The positives and negatives of a retail CBDC have been discussed at length. On the one hand, it gives citizens continued access to central bank cash, which is generally viewed as infinitely safe, even when physical cash is harder to come by owing to reduced cash machines, and fewer merchants accept physical cash. But on the other hand, there are concerns it could sap deposits from commercial banks, particularly in times of stress, as individuals rush to the safe harbor of central bank cash, which would be even easier to do with one click of a button on a smartphone.
Bailey nodded to the risk of bank runs in yesterday’s committee hearing: “The only way the public can get central bank money is banknotes. And there's probably a limit on the number of banknotes any of us want to have, for obvious reasons. So the question that about how you would imagine limiting the boundary between central bank money and commercial bank money in a digital world is an important one, both in normal times and in stress times, because it will make bank runs easier.”
Enabling bank runs is not something the BOE wants to do, he added: “Commercial bank money is where there is lending into the economy. We don't lend into the economy, that's not our job. And we wouldn't want that to become our job — we’re not going to get into the business of being a retail bank.

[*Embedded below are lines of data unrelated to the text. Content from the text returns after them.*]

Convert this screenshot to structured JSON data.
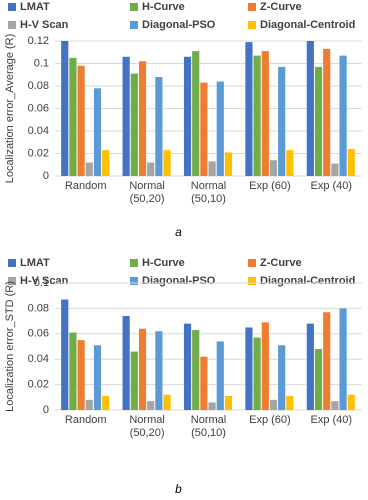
{
  "chart_data": [
    {
      "type": "bar",
      "y_label": "Localization error_Average (R)",
      "caption": "a",
      "categories": [
        "Random",
        "Normal\n(50,20)",
        "Normal\n(50,10)",
        "Exp (60)",
        "Exp (40)"
      ],
      "series": [
        {
          "name": "LMAT",
          "color": "#4472c4",
          "values": [
            0.12,
            0.106,
            0.106,
            0.119,
            0.12
          ]
        },
        {
          "name": "H-Curve",
          "color": "#70ad47",
          "values": [
            0.105,
            0.091,
            0.111,
            0.107,
            0.097
          ]
        },
        {
          "name": "Z-Curve",
          "color": "#ed7d31",
          "values": [
            0.098,
            0.102,
            0.083,
            0.111,
            0.113
          ]
        },
        {
          "name": "H-V Scan",
          "color": "#a5a5a5",
          "values": [
            0.012,
            0.012,
            0.013,
            0.014,
            0.011
          ]
        },
        {
          "name": "Diagonal-PSO",
          "color": "#5b9bd5",
          "values": [
            0.078,
            0.088,
            0.084,
            0.097,
            0.107
          ]
        },
        {
          "name": "Diagonal-Centroid",
          "color": "#ffc000",
          "values": [
            0.023,
            0.023,
            0.021,
            0.023,
            0.024
          ]
        }
      ],
      "ylim": [
        0,
        0.12
      ],
      "yticks": [
        0,
        0.02,
        0.04,
        0.06,
        0.08,
        0.1,
        0.12
      ],
      "grid": true
    },
    {
      "type": "bar",
      "y_label": "Localization error_STD (R)",
      "caption": "b",
      "categories": [
        "Random",
        "Normal\n(50,20)",
        "Normal\n(50,10)",
        "Exp (60)",
        "Exp (40)"
      ],
      "series": [
        {
          "name": "LMAT",
          "color": "#4472c4",
          "values": [
            0.087,
            0.074,
            0.068,
            0.065,
            0.068
          ]
        },
        {
          "name": "H-Curve",
          "color": "#70ad47",
          "values": [
            0.061,
            0.046,
            0.063,
            0.057,
            0.048
          ]
        },
        {
          "name": "Z-Curve",
          "color": "#ed7d31",
          "values": [
            0.055,
            0.064,
            0.042,
            0.069,
            0.077
          ]
        },
        {
          "name": "H-V Scan",
          "color": "#a5a5a5",
          "values": [
            0.008,
            0.007,
            0.006,
            0.008,
            0.007
          ]
        },
        {
          "name": "Diagonal-PSO",
          "color": "#5b9bd5",
          "values": [
            0.051,
            0.062,
            0.054,
            0.051,
            0.08
          ]
        },
        {
          "name": "Diagonal-Centroid",
          "color": "#ffc000",
          "values": [
            0.011,
            0.012,
            0.011,
            0.011,
            0.012
          ]
        }
      ],
      "ylim": [
        0,
        0.1
      ],
      "yticks": [
        0,
        0.02,
        0.04,
        0.06,
        0.08,
        0.1
      ],
      "grid": true
    }
  ]
}
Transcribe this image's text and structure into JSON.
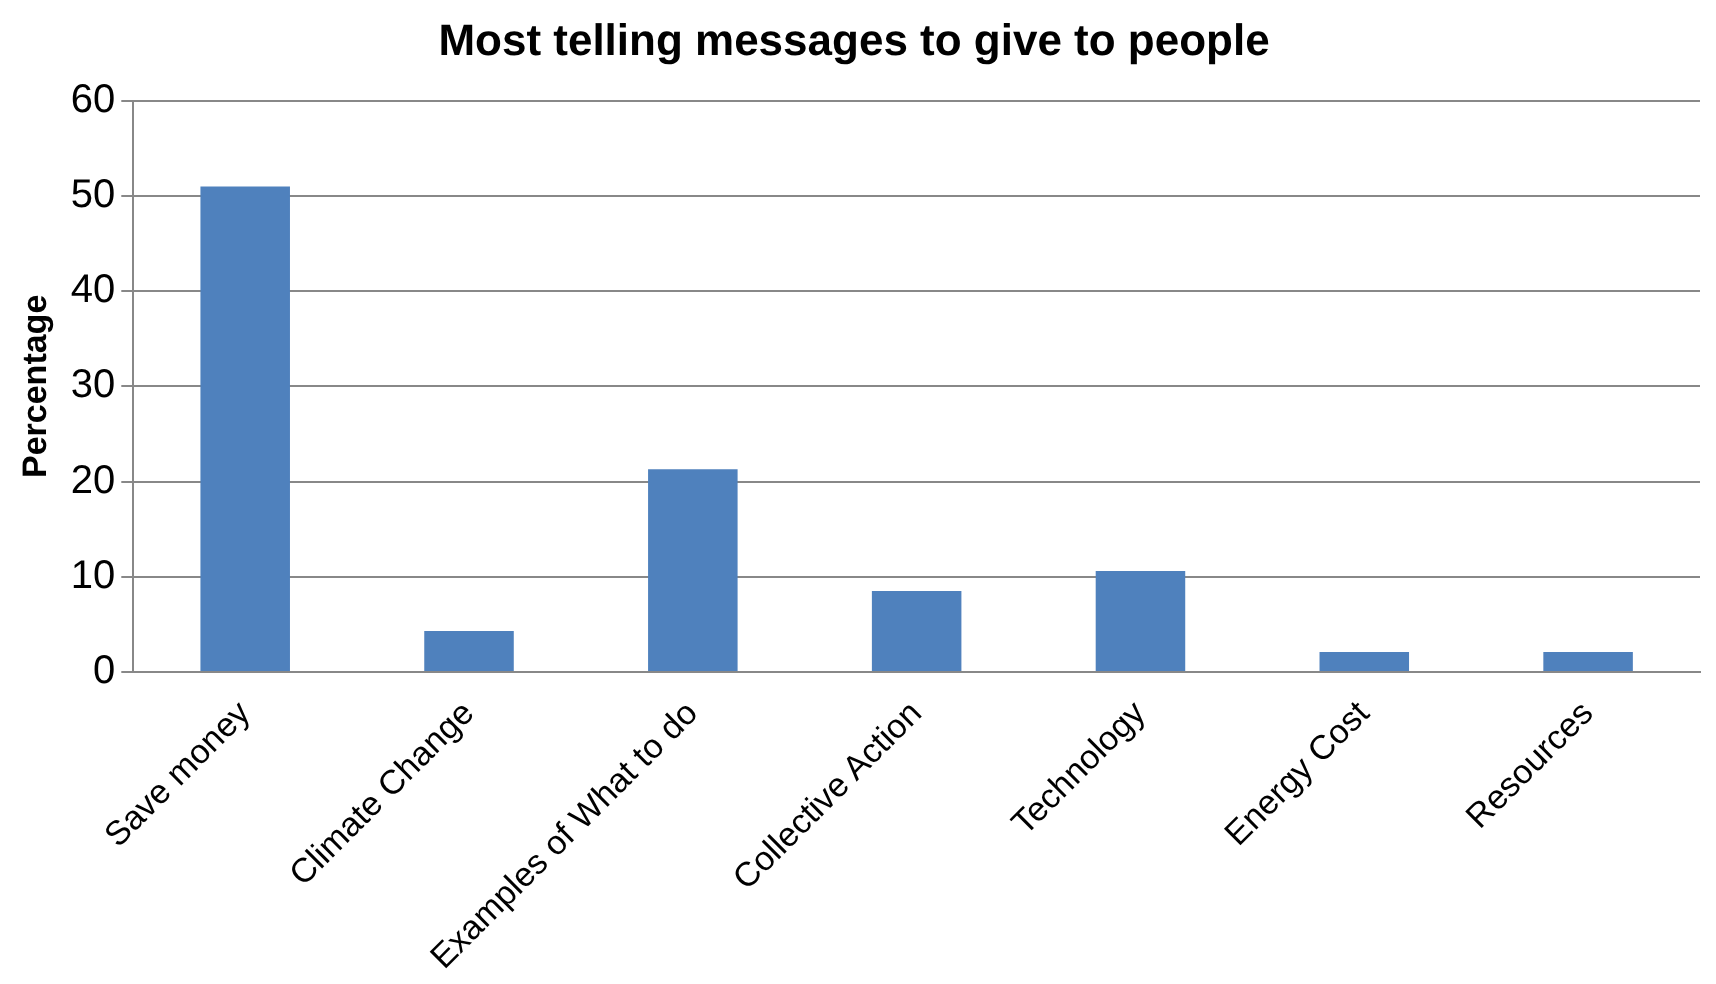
{
  "chart_data": {
    "type": "bar",
    "title": "Most telling messages to give to people",
    "ylabel": "Percentage",
    "categories": [
      "Save money",
      "Climate Change",
      "Examples of What to do",
      "Collective Action",
      "Technology",
      "Energy Cost",
      "Resources"
    ],
    "values": [
      51,
      4.3,
      21.3,
      8.5,
      10.6,
      2.1,
      2.1
    ],
    "color": "#4f81bd",
    "ylim": [
      0,
      60
    ],
    "yticks": [
      0,
      10,
      20,
      30,
      40,
      50,
      60
    ],
    "grid": "y"
  }
}
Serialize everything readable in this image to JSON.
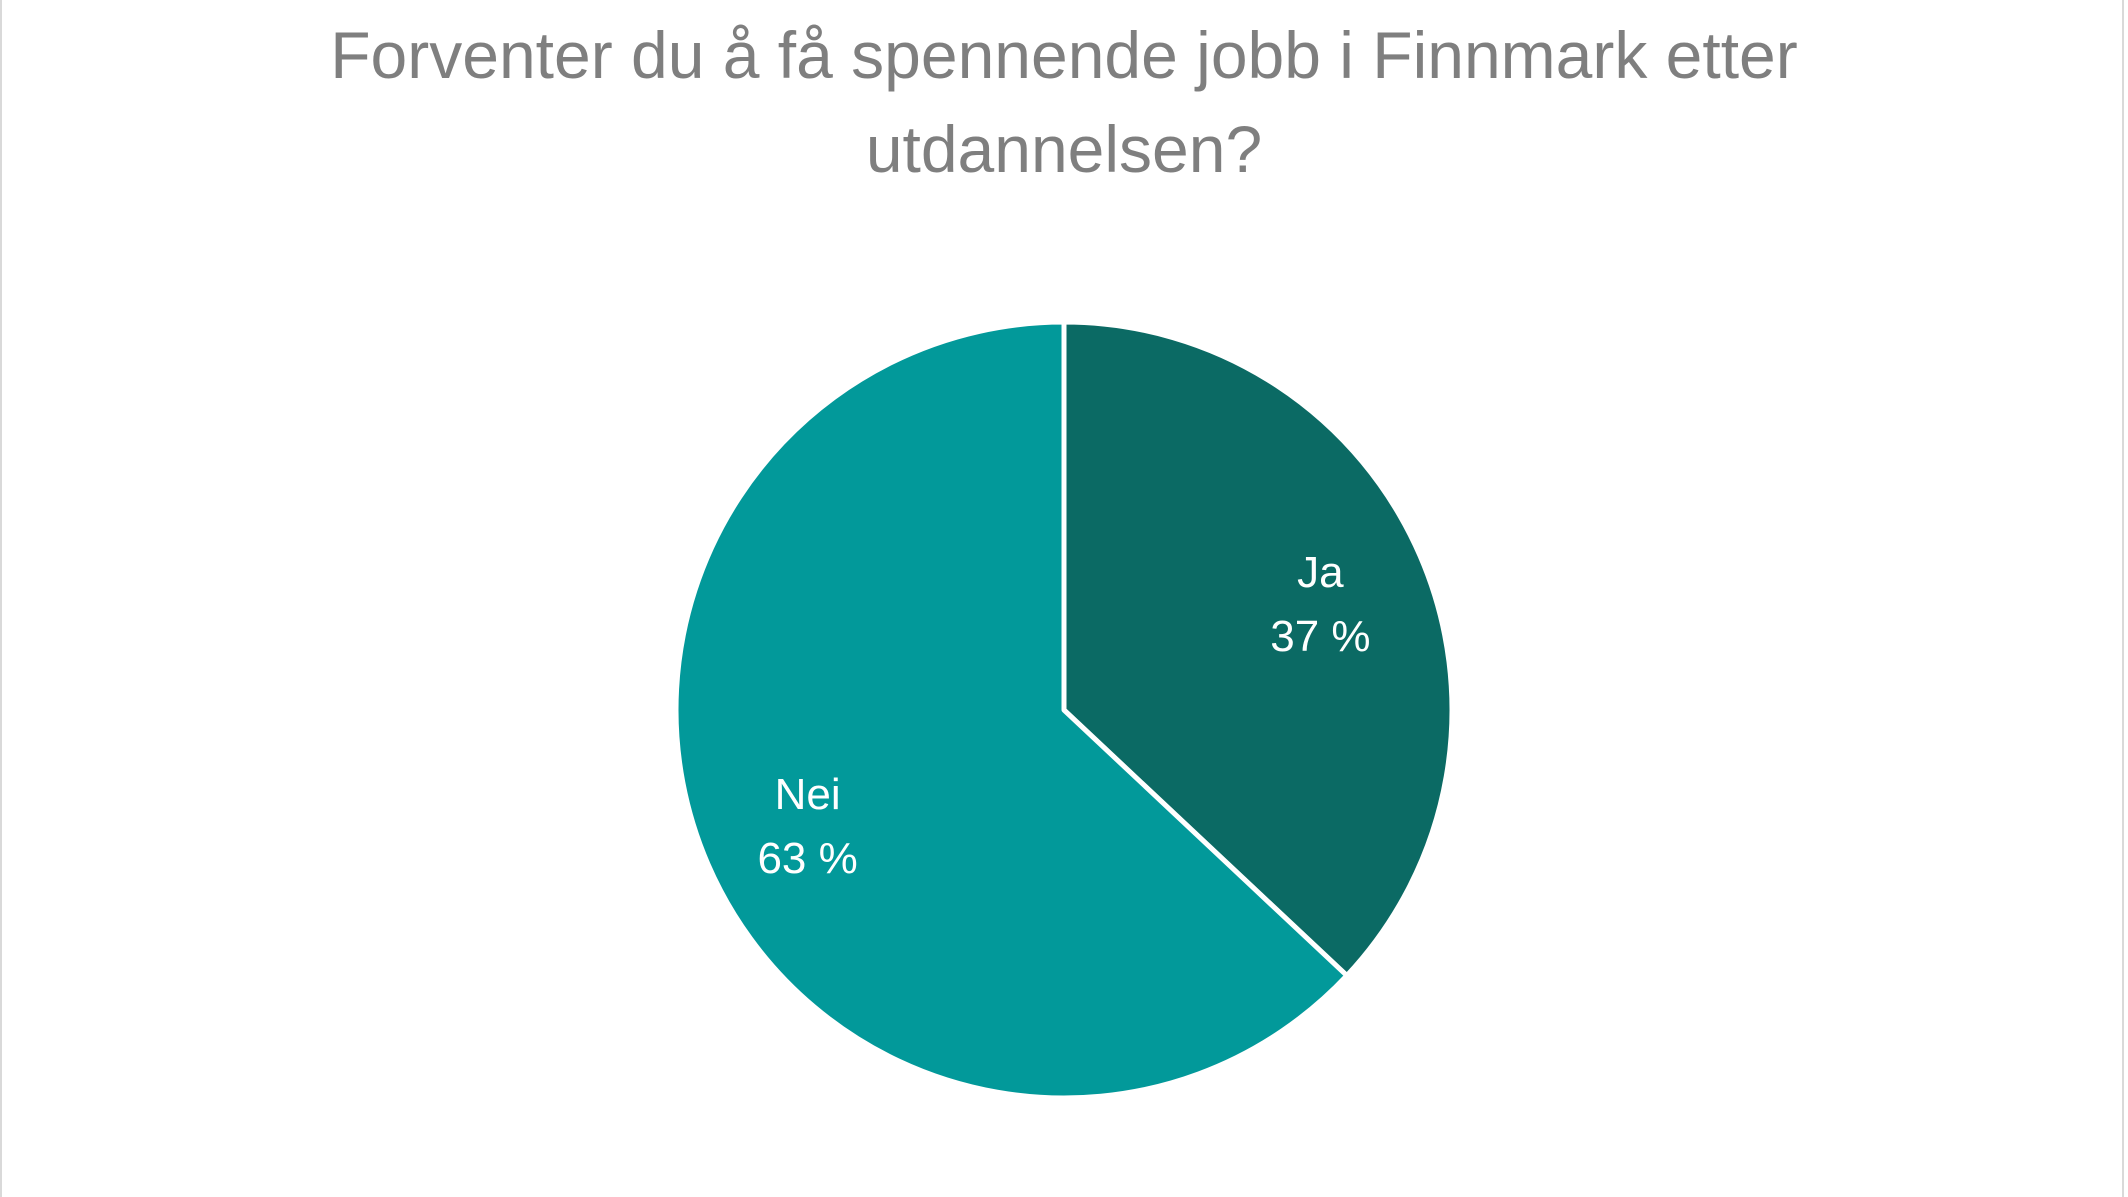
{
  "chart_data": {
    "type": "pie",
    "title": "Forventer du å få spennende jobb i Finnmark etter utdannelsen?",
    "slices": [
      {
        "label": "Ja",
        "value": 37,
        "value_label": "37 %",
        "color": "#0b6a64"
      },
      {
        "label": "Nei",
        "value": 63,
        "value_label": "63 %",
        "color": "#02999a"
      }
    ],
    "start_angle": "12 o'clock",
    "direction": "clockwise",
    "legend": "none",
    "slice_separator_color": "#ffffff"
  }
}
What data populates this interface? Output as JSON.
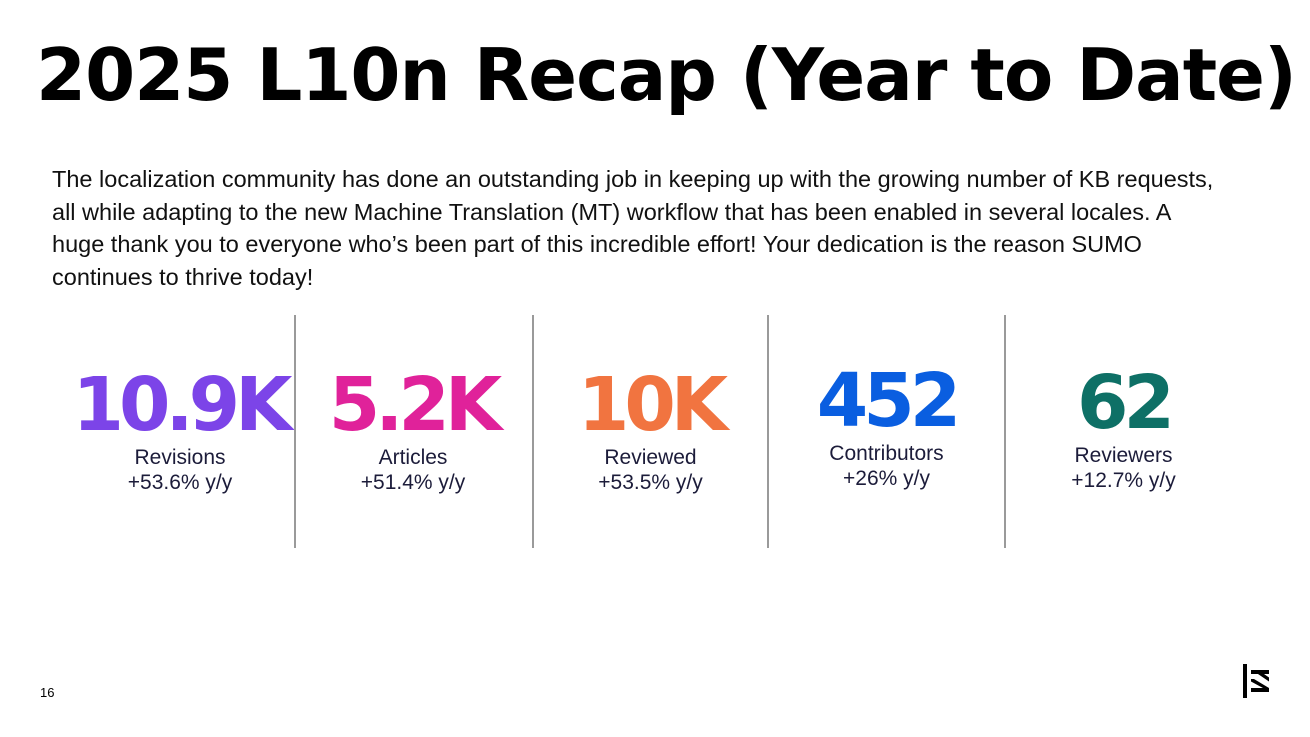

That's clear. But we have to think about the economic stuff pretty hard, because it changes potentially changes the boundary,” he said.
It’s unclear whether Bailey’s views represent those of the government. Just last week, the minister responsible for financial services told the same committee that the BOE would publish a consultation setting out what a CBDC might look like.
But a bit of healthy skepticism could be no bad thing. As investigations continue across the globe, the main question remains whether there is a use case for a CBDC — in other words, would anyone actually bother using one when it appears much the same as what exists already.
There’s no point in central banks wasting money putting digital cash in place if the public doesn’t know what to do with it. But, after the latest developments, it might not be a surprise if the EU forges ahead while the UK waivers.